Он поехал. Он мог, конечно, ещё не дать согласия, но Лев Леонидович щупал его шею и крепко ругал за задержку. И Ефрема порезали справа и слева по шее, как режутся ножами блатари, и долго он тут лежал в обмоте, а выпустили, качая головами.
Но уже в вольной жизни не нашёл он прежнего вкуса: разонравилась ему и работа и гулянки, и питье и курье. На шее у него не мягчело, а брякло, и потягивало, и покалывало, и постреливало, даже и в голову. Болезнь поднималась по шее едва не к ушам.

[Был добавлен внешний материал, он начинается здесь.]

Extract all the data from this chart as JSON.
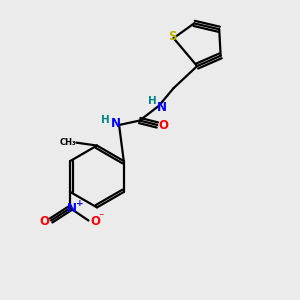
{
  "background_color": "#ebebeb",
  "bond_color": "#000000",
  "sulfur_color": "#b8b800",
  "nitrogen_color": "#0000ff",
  "oxygen_color": "#ff0000",
  "h_color": "#008888",
  "carbon_color": "#000000",
  "figsize": [
    3.0,
    3.0
  ],
  "dpi": 100,
  "xlim": [
    0,
    10
  ],
  "ylim": [
    0,
    10
  ]
}
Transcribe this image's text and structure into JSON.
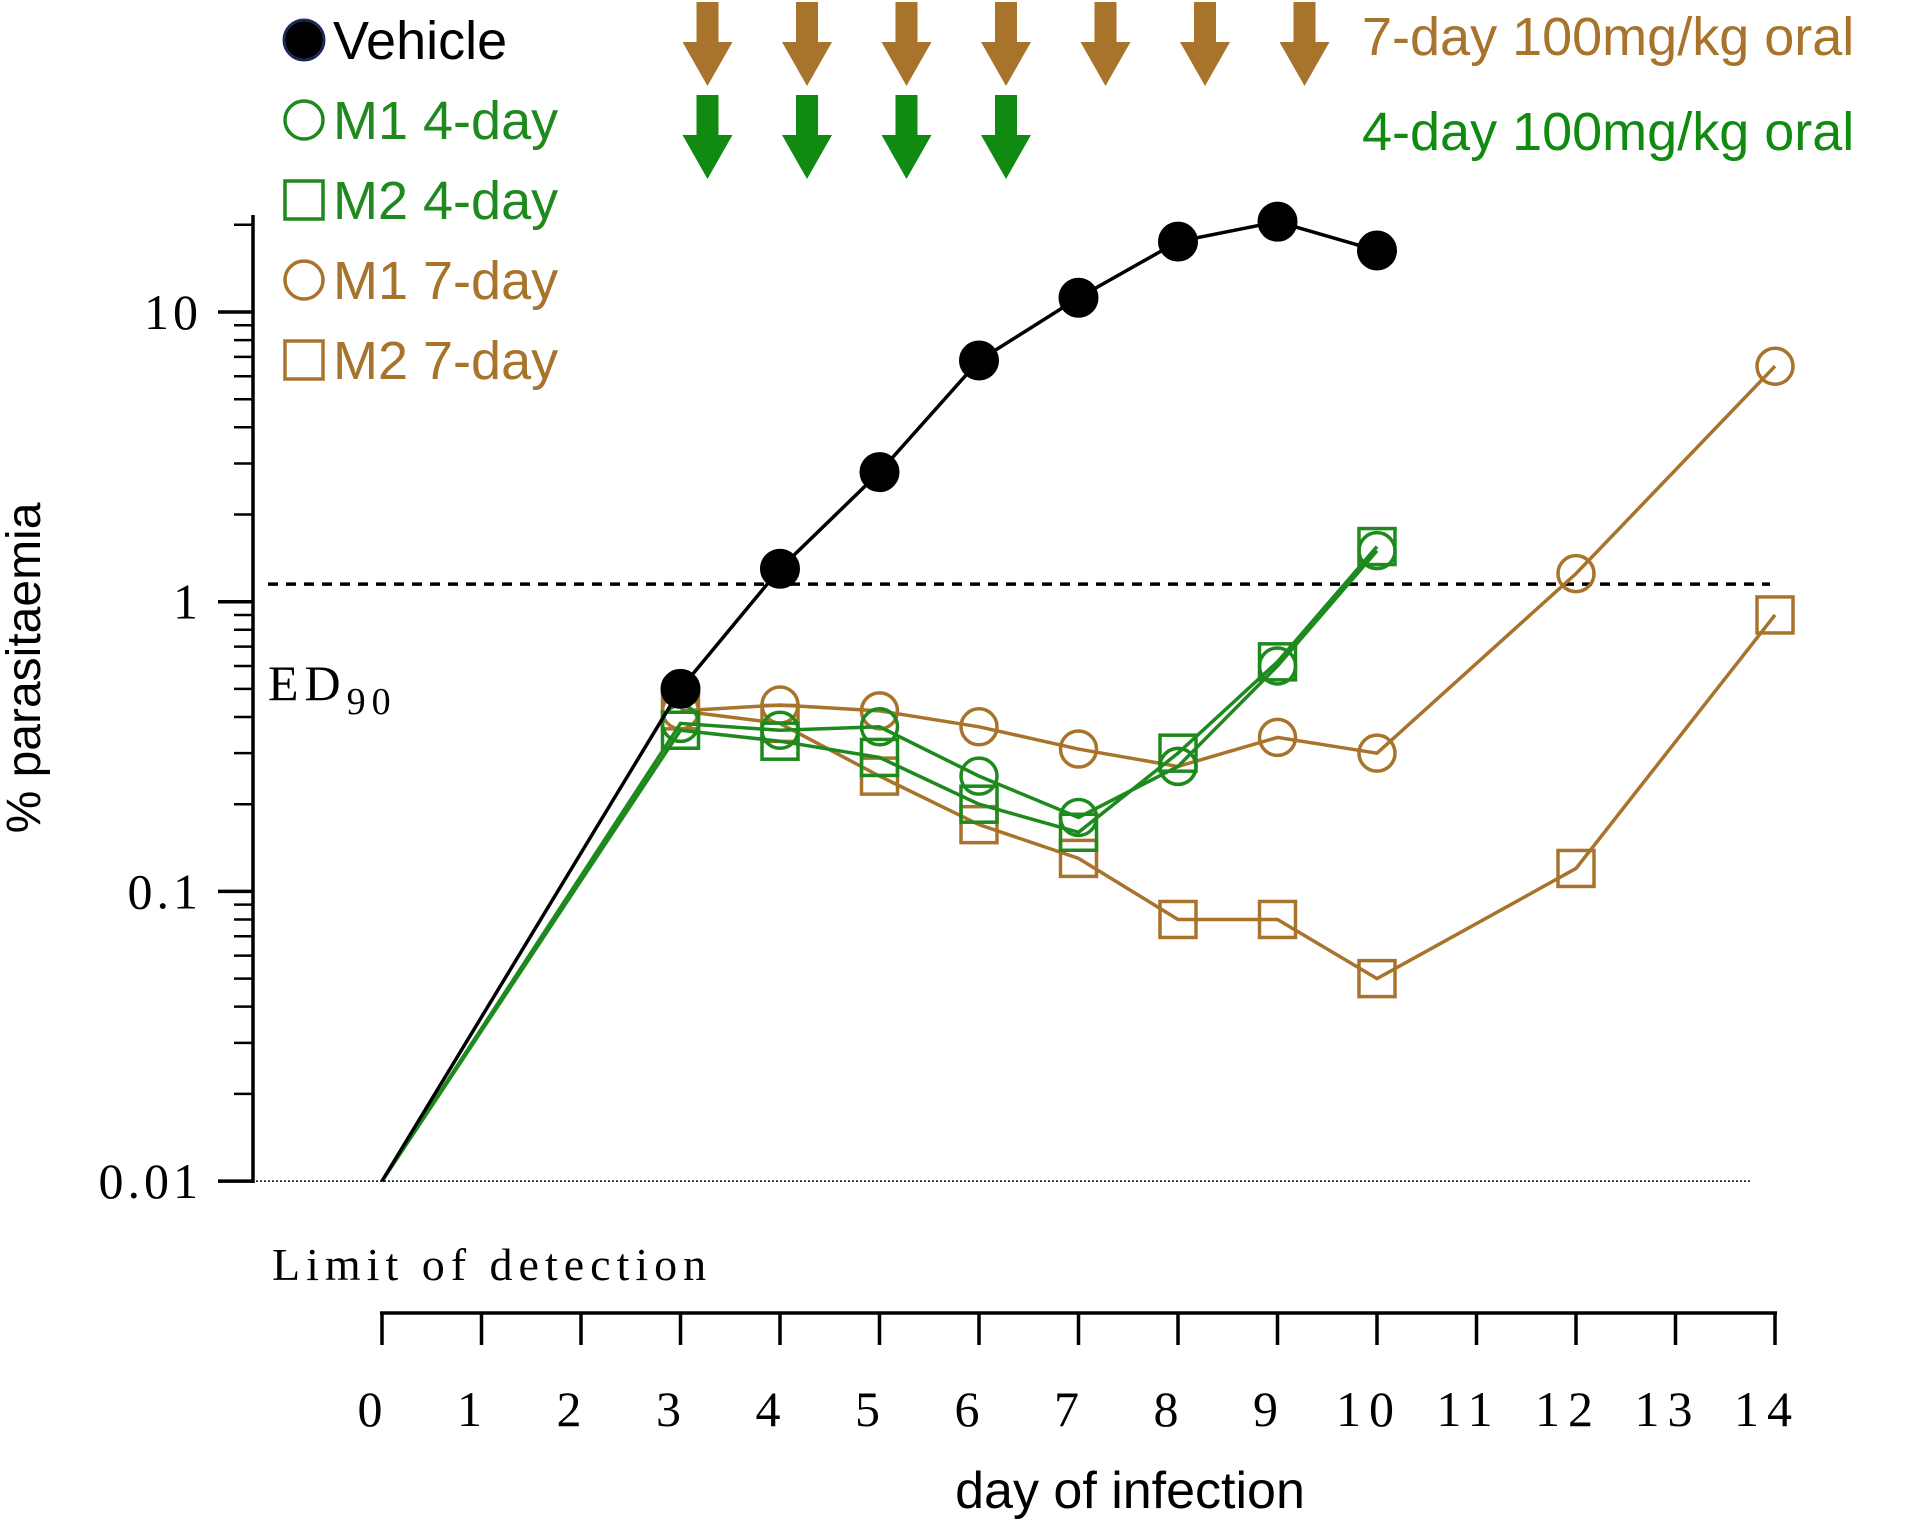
{
  "chart_data": {
    "type": "line",
    "yscale": "log",
    "xlabel": "day of infection",
    "ylabel": "% parasitaemia",
    "ylim": [
      0.01,
      20
    ],
    "xlim": [
      0,
      14
    ],
    "x_ticks": [
      "0",
      "1",
      "2",
      "3",
      "4",
      "5",
      "6",
      "7",
      "8",
      "9",
      "10",
      "11",
      "12",
      "13",
      "14"
    ],
    "y_ticks": [
      {
        "value": 0.01,
        "label": "0.01"
      },
      {
        "value": 0.1,
        "label": "0.1"
      },
      {
        "value": 1,
        "label": "1"
      },
      {
        "value": 10,
        "label": "10"
      }
    ],
    "threshold": {
      "value": 1.15,
      "label": "ED",
      "subscript": "90"
    },
    "lower_limit": {
      "value": 0.01,
      "label": "Limit of detection"
    },
    "series": [
      {
        "name": "Vehicle",
        "legend_label": "Vehicle",
        "color": "#000000",
        "marker": "filled-circle",
        "x": [
          0,
          3,
          4,
          5,
          6,
          7,
          8,
          9,
          10
        ],
        "y": [
          0.01,
          0.5,
          1.3,
          2.8,
          6.8,
          11.2,
          17.5,
          20.5,
          16.3
        ]
      },
      {
        "name": "M1 4-day",
        "legend_label": "M1 4-day",
        "color": "#1e8a1e",
        "marker": "open-circle",
        "x": [
          0,
          3,
          4,
          5,
          6,
          7,
          8,
          9,
          10
        ],
        "y": [
          0.01,
          0.38,
          0.36,
          0.37,
          0.25,
          0.18,
          0.27,
          0.6,
          1.5
        ]
      },
      {
        "name": "M2 4-day",
        "legend_label": "M2 4-day",
        "color": "#1e8a1e",
        "marker": "open-square",
        "x": [
          0,
          3,
          4,
          5,
          6,
          7,
          8,
          9,
          10
        ],
        "y": [
          0.01,
          0.36,
          0.33,
          0.29,
          0.2,
          0.16,
          0.3,
          0.62,
          1.55
        ]
      },
      {
        "name": "M1 7-day",
        "legend_label": "M1 7-day",
        "color": "#a8732b",
        "marker": "open-circle",
        "x": [
          3,
          4,
          5,
          6,
          7,
          8,
          9,
          10,
          12,
          14
        ],
        "y": [
          0.42,
          0.44,
          0.42,
          0.37,
          0.31,
          0.27,
          0.34,
          0.3,
          1.25,
          6.5
        ]
      },
      {
        "name": "M2 7-day",
        "legend_label": "M2 7-day",
        "color": "#a8732b",
        "marker": "open-square",
        "x": [
          3,
          4,
          5,
          6,
          7,
          8,
          9,
          10,
          12,
          14
        ],
        "y": [
          0.42,
          0.38,
          0.25,
          0.17,
          0.13,
          0.08,
          0.08,
          0.05,
          0.12,
          0.9
        ]
      }
    ],
    "dosing": [
      {
        "label": "7-day 100mg/kg oral",
        "color": "#a8732b",
        "days": [
          3,
          4,
          5,
          6,
          7,
          8,
          9
        ]
      },
      {
        "label": "4-day 100mg/kg oral",
        "color": "#118a11",
        "days": [
          3,
          4,
          5,
          6
        ]
      }
    ]
  }
}
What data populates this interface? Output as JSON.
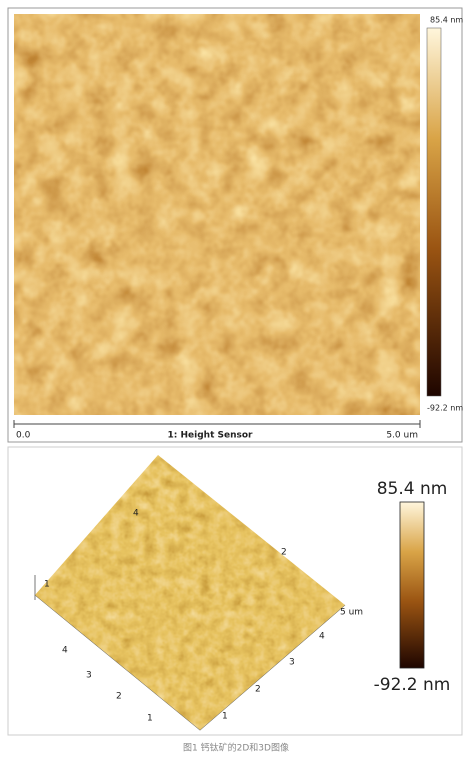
{
  "top_panel": {
    "colorbar_max": "85.4 nm",
    "colorbar_min": "-92.2 nm",
    "x_start": "0.0",
    "title": "1: Height Sensor",
    "x_end": "5.0 um"
  },
  "bottom_panel": {
    "colorbar_max": "85.4 nm",
    "colorbar_min": "-92.2 nm",
    "left_axis_labels": [
      "4",
      "3",
      "2",
      "1"
    ],
    "right_axis_labels": [
      "1",
      "2",
      "3",
      "4",
      "5 um"
    ],
    "z_axis_label": "1",
    "surface_labels": [
      "4",
      "2"
    ]
  },
  "caption": "图1 钙钛矿的2D和3D图像"
}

И когда месячишко назад он вернулся опять все к тому же старому зданию из серого кирпича с добротной открытой расшивкой швов, и взошёл на то же полированное тысячами ног крылечко меж тополей, и хирурги тотчас за него схватились, как за родного, и опять он был в полосатом больничном и в той же палате близ операционной с окнами, упёртыми в задний забор, и ожидал операцию, по бедной шее вторую, а общим счётом третью, — Ефрем Поддуев больше не мог себе врать и не врал. Он сознался, что у него — рак.